We love Adele and her music, but we heard a strange rumor about the busy Grammy-winning mom recently: Word is, at the urging of her personal trainer, Pete Geracimo, Adele has lost 30 pounds thanks to a new healthy eating fad called the Sirtfood Diet. But Adele has yet to say anything about the diet herself, so the rumors could likely be just that — rumors.
That said, regardless of whether Adele is as enthusiastic about it as her trainer, the Sirtfood Diet has undeniably taken the United Kingdom by storm. (In fact, rumors are circulating that English socialite and younger sister to the Duchess of Cambridge, Pippa Middleton, is also following the diet in preparation for her May 20 wedding.) Plus, it recently made its U.S. debut: The diet plan's cookbook, The Sirtfood Diet, was released stateside on March 7.
According to the Sirtfood Diet's Instagram account, many professional athletes swear by the plan, which promises to "help you burn fat" so you "really can lose seven pounds in seven days" and reap other major benefits — all without giving up indulgences, such as red wine and chocolate.
Is the trendy diet plan worth your time and energy? We dug a little deeper to find out.
What Is the Sirtfood Diet?
As its name suggests, the diet centers on "sirtfoods" that are rich in sirtuin enzymes, which are proteins that may have anti-aging properties. A lot of sirtfoods turn out to be plant-based, including blueberries, strawberries, kale, arugula, citrus, coffee, buckwheat, matcha green tea, and chocolate (if it contains at least 85 percent real cocoa).

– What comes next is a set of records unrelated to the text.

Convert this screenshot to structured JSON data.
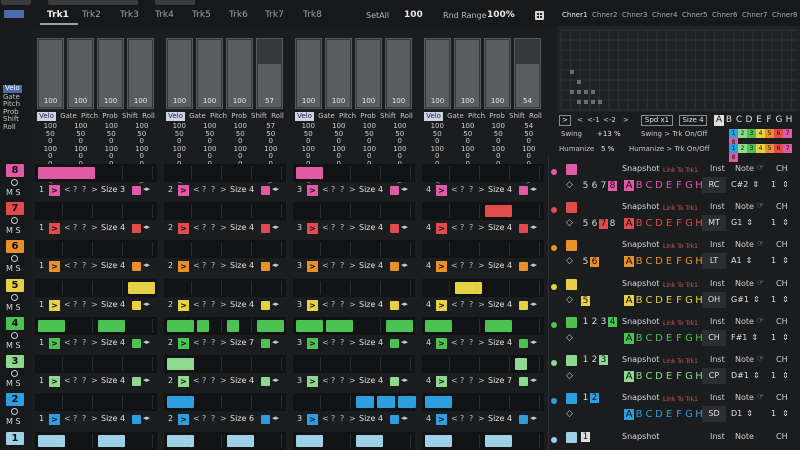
{
  "header": {
    "tabs": [
      "Trk1",
      "Trk2",
      "Trk3",
      "Trk4",
      "Trk5",
      "Trk6",
      "Trk7",
      "Trk8"
    ],
    "active_tab": "Trk1",
    "setall_label": "SetAll",
    "setall_value": "100",
    "rnd_range_label": "Rnd Range",
    "rnd_range_value": "100%"
  },
  "params": {
    "labels": [
      "Velo",
      "Gate",
      "Pitch",
      "Prob",
      "Shift",
      "Roll"
    ],
    "column_labels": [
      "Velo",
      "Gate",
      "Pitch",
      "Prob",
      "Shift",
      "Roll"
    ]
  },
  "groups": [
    {
      "faders": [
        "100",
        "100",
        "100",
        "100"
      ],
      "fader_levels": [
        0.0,
        0.0,
        0.0,
        0.0
      ],
      "rows": [
        [
          "100",
          "100",
          "100",
          "100"
        ],
        [
          "50",
          "50",
          "50",
          "50"
        ],
        [
          "0",
          "0",
          "0",
          "0"
        ],
        [
          "100",
          "100",
          "100",
          "100"
        ],
        [
          "0",
          "0",
          "0",
          "0"
        ],
        [
          "0",
          "0",
          "0",
          "0"
        ]
      ]
    },
    {
      "faders": [
        "100",
        "100",
        "100",
        "57"
      ],
      "fader_levels": [
        0.0,
        0.0,
        0.0,
        0.35
      ],
      "rows": [
        [
          "100",
          "100",
          "100",
          "57"
        ],
        [
          "50",
          "50",
          "50",
          "50"
        ],
        [
          "0",
          "0",
          "0",
          "0"
        ],
        [
          "100",
          "100",
          "100",
          "100"
        ],
        [
          "0",
          "0",
          "0",
          "0"
        ],
        [
          "0",
          "0",
          "0",
          "0"
        ]
      ]
    },
    {
      "faders": [
        "100",
        "100",
        "100",
        "100"
      ],
      "fader_levels": [
        0.0,
        0.0,
        0.0,
        0.0
      ],
      "rows": [
        [
          "100",
          "100",
          "100",
          "100"
        ],
        [
          "50",
          "50",
          "50",
          "50"
        ],
        [
          "0",
          "0",
          "0",
          "0"
        ],
        [
          "100",
          "100",
          "100",
          "100"
        ],
        [
          "0",
          "0",
          "0",
          "0"
        ],
        [
          "0",
          "0",
          "0",
          "0"
        ]
      ]
    },
    {
      "faders": [
        "100",
        "100",
        "100",
        "54"
      ],
      "fader_levels": [
        0.0,
        0.0,
        0.0,
        0.35
      ],
      "rows": [
        [
          "100",
          "100",
          "100",
          "54"
        ],
        [
          "50",
          "50",
          "50",
          "50"
        ],
        [
          "0",
          "0",
          "0",
          "0"
        ],
        [
          "100",
          "100",
          "100",
          "100"
        ],
        [
          "0",
          "0",
          "0",
          "0"
        ],
        [
          "0",
          "0",
          "0",
          "0"
        ]
      ]
    }
  ],
  "channels": {
    "tabs": [
      "Chner1",
      "Chner2",
      "Chner3",
      "Chner4",
      "Chner5",
      "Chner6",
      "Chner7",
      "Chner8"
    ],
    "active": "Chner1",
    "spd_label": "Spd x1",
    "size_label": "Size 4",
    "shift_left": "<-1",
    "shift_right": "<-2",
    "letters": [
      "A",
      "B",
      "C",
      "D",
      "E",
      "F",
      "G",
      "H"
    ],
    "swing_label": "Swing",
    "swing_value": "+13 %",
    "swing_trk": "Swing > Trk On/Off",
    "humanize_label": "Humanize",
    "humanize_value": "5 %",
    "humanize_trk": "Humanize > Trk On/Off",
    "badge_nums": [
      "1",
      "2",
      "3",
      "4",
      "5",
      "6",
      "7",
      "8"
    ]
  },
  "columns": {
    "snapshot": "Snapshot",
    "inst": "Inst",
    "note": "Note",
    "ch": "CH",
    "link": "Link To Trk1"
  },
  "tracks": [
    {
      "num": "8",
      "color": "#e05aa5",
      "size": [
        "Size 3",
        "Size 4",
        "Size 4",
        "Size 4"
      ],
      "inst": "RC",
      "note": "C#2",
      "ch": "1",
      "row_nums": [
        "5",
        "6",
        "7",
        "8"
      ],
      "hl": "8"
    },
    {
      "num": "7",
      "color": "#e24b4b",
      "size": [
        "Size 4",
        "Size 4",
        "Size 4",
        "Size 4"
      ],
      "inst": "MT",
      "note": "G1",
      "ch": "1",
      "row_nums": [
        "5",
        "6",
        "7",
        "8"
      ],
      "hl": "7"
    },
    {
      "num": "6",
      "color": "#e8912a",
      "size": [
        "Size 4",
        "Size 4",
        "Size 4",
        "Size 4"
      ],
      "inst": "LT",
      "note": "A1",
      "ch": "1",
      "row_nums": [
        "5",
        "6"
      ],
      "hl": "6"
    },
    {
      "num": "5",
      "color": "#e6d043",
      "size": [
        "Size 4",
        "Size 4",
        "Size 4",
        "Size 4"
      ],
      "inst": "OH",
      "note": "G#1",
      "ch": "1",
      "row_nums": [
        "5"
      ],
      "hl": "5"
    },
    {
      "num": "4",
      "color": "#4cc253",
      "size": [
        "Size 4",
        "Size 7",
        "Size 4",
        "Size 4"
      ],
      "inst": "CH",
      "note": "F#1",
      "ch": "1",
      "row_nums": [
        "1",
        "2",
        "3",
        "4"
      ],
      "hl": "4"
    },
    {
      "num": "3",
      "color": "#8ed890",
      "size": [
        "Size 4",
        "Size 4",
        "Size 4",
        "Size 7"
      ],
      "inst": "CP",
      "note": "D#1",
      "ch": "1",
      "row_nums": [
        "1",
        "2",
        "3"
      ],
      "hl": "3"
    },
    {
      "num": "2",
      "color": "#2e9ee0",
      "size": [
        "Size 4",
        "Size 6",
        "Size 4",
        "Size 4"
      ],
      "inst": "SD",
      "note": "D1",
      "ch": "1",
      "row_nums": [
        "1",
        "2"
      ],
      "hl": "2"
    },
    {
      "num": "1",
      "color": "#9fd1e6",
      "size": [
        "",
        "",
        "",
        ""
      ],
      "inst": "",
      "note": "",
      "ch": "",
      "row_nums": [
        "1"
      ],
      "hl": "1"
    }
  ]
}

The official diet plan offers to deliver meals to clients, but it's also possible to go to the grocery store and cook your own meals. The diet itself is broken down into two phases:
Phase One lasts for seven days, and for days one through three, your diet is restricted to three green juices and one meal chock-full of sirtfoods. For these three days, you're restricted to just 1,000 calories per day. Then, for days four through seven, you're allotted two green juices and two meals a day.
Then comes Phase Two, which is 14 days intended "to help you lose weight steadily." To do so, you're allotted three meals rich in "sirtfoods" and one green juice daily, which ups your calorie intake to 1,500 calories per day.

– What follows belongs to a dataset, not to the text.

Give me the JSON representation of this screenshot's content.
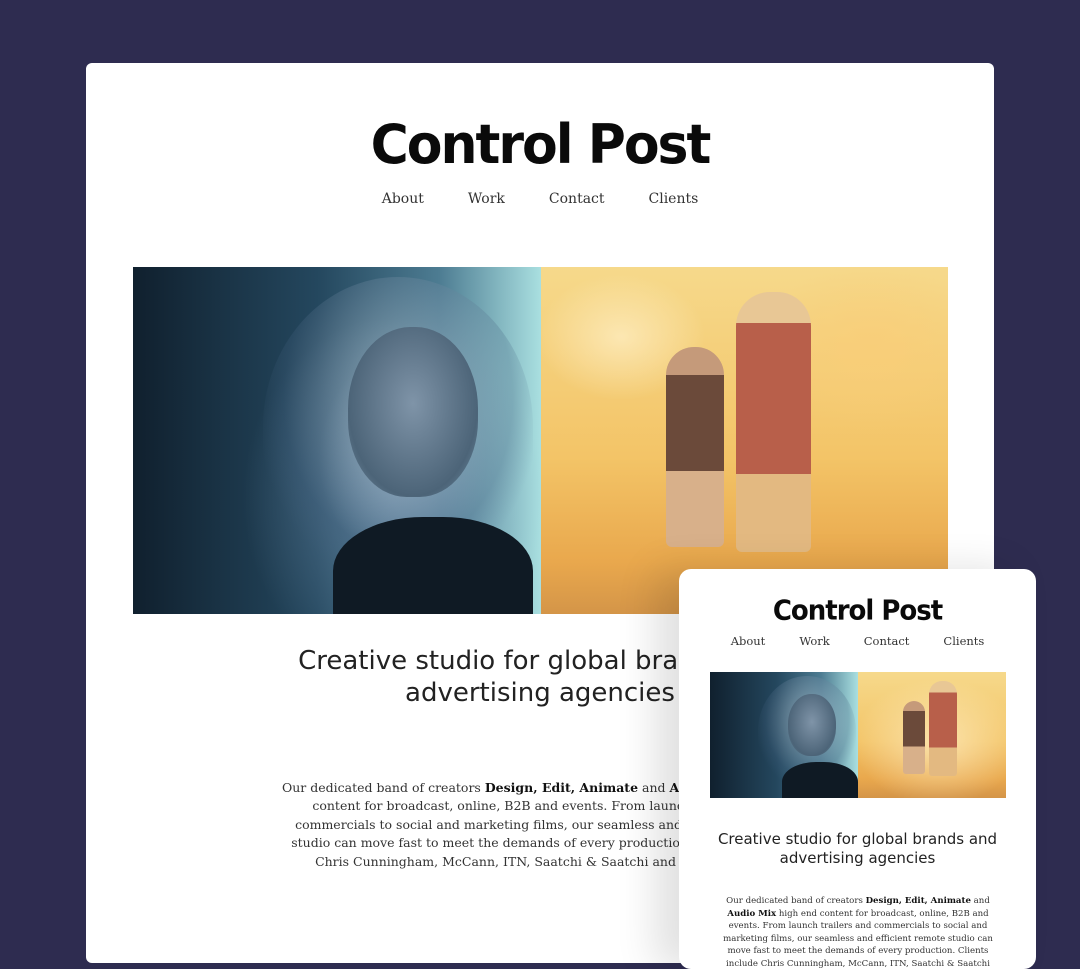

Is the Sirtfood Diet Worth Trying?
Well, the sirtfoods themselves are delicious and generally healthy, so that's a good start.

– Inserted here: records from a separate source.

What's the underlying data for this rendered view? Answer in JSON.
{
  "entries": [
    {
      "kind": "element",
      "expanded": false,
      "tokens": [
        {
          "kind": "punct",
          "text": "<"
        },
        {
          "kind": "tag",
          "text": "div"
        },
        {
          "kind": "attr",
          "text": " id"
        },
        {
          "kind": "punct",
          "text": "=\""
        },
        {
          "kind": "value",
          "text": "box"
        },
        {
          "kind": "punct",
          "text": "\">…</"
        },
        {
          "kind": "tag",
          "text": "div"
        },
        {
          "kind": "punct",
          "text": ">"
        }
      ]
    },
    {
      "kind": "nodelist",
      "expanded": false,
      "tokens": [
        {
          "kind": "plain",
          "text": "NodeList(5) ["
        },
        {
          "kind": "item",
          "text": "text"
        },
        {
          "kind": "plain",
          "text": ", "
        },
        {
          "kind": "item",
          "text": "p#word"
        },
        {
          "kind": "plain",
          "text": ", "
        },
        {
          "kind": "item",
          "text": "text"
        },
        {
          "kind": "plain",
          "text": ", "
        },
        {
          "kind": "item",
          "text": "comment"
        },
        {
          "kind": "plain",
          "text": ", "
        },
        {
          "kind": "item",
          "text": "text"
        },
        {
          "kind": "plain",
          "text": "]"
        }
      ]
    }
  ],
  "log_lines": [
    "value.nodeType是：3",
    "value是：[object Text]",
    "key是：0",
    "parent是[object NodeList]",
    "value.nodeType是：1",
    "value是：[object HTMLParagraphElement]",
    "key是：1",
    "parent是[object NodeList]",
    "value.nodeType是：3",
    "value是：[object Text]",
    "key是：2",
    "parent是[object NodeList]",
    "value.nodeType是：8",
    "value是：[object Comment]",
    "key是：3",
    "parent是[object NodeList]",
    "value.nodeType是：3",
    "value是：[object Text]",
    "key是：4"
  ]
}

"What I do love about this diet is the emphasis on plant-based foods that are chock-full of phytonutrients, antioxidant-compounds that we should all be eating more of in order to reduce risk of chronic disease and boost immune function," says Jaclyn London, MS, RD, CDN, nutrition director at the Good Housekeeping Institute. "Loading up on leafy green veggies, fish, dark red/purple fruits and veggies, olives, and olive oil — plus making an effort to eat more seafood — is key to overall health, weight loss, and longer-life."
But nutritionists are skeptical that eating sirtfoods alone could really be sustainable.
"That all sounds like fun, but this is not a list for breakfast, lunch, and dinner without enhancing it with different things," says Bonnie Taub-Dix, RDN, nutrition consultant and creator of BetterThanDieting.com. "Sirtuins supposedly regulate metabolism. Just because there are enzymes to help reactions go further, it doesn't mean you should live off of them on a daily basis."
Plus the jury's still out on whether or not sirtuin enzymes are good for you, as most research has only been conducted on animals, so the health benefits for humans are unclear.
London adds that diets are, by design, meant to be temporary, which means they'll only yield "temporary results."
"This is by no means a diet that I would recommend for most people," London says. "Restricting calories to 1,000 per day for most of us is unrealistic, even if only temporarily. Diets that are designed with temporary stints of restriction are susceptible to backfiring. That's because when we go 'cold turkey' on the foods we love, we wind up overcompensating later in the day, week, or even month, making us feel like giving up and throwing in the towel entirely."
Taub-Dix also warns that fad diets tend to become the most popular when they allow us to indulge in our guiltiest pleasures. But if you sit down and "drink a whole bottle of red wine" and eat a piece of "dark chocolate the size of a brick" simply because your diet allows it, you won't lose the weight that the diet plan promises.
Ultimately, it's all about finding a balanced eating plan that works for you over the long term.
"It really depends what you're actually going to do on a daily basis — not about a particular food, but what you eat every day, month, and year," Taub-Dix adds. "These foods are great for you, but you need to couple it with other things, like whole grains and protein."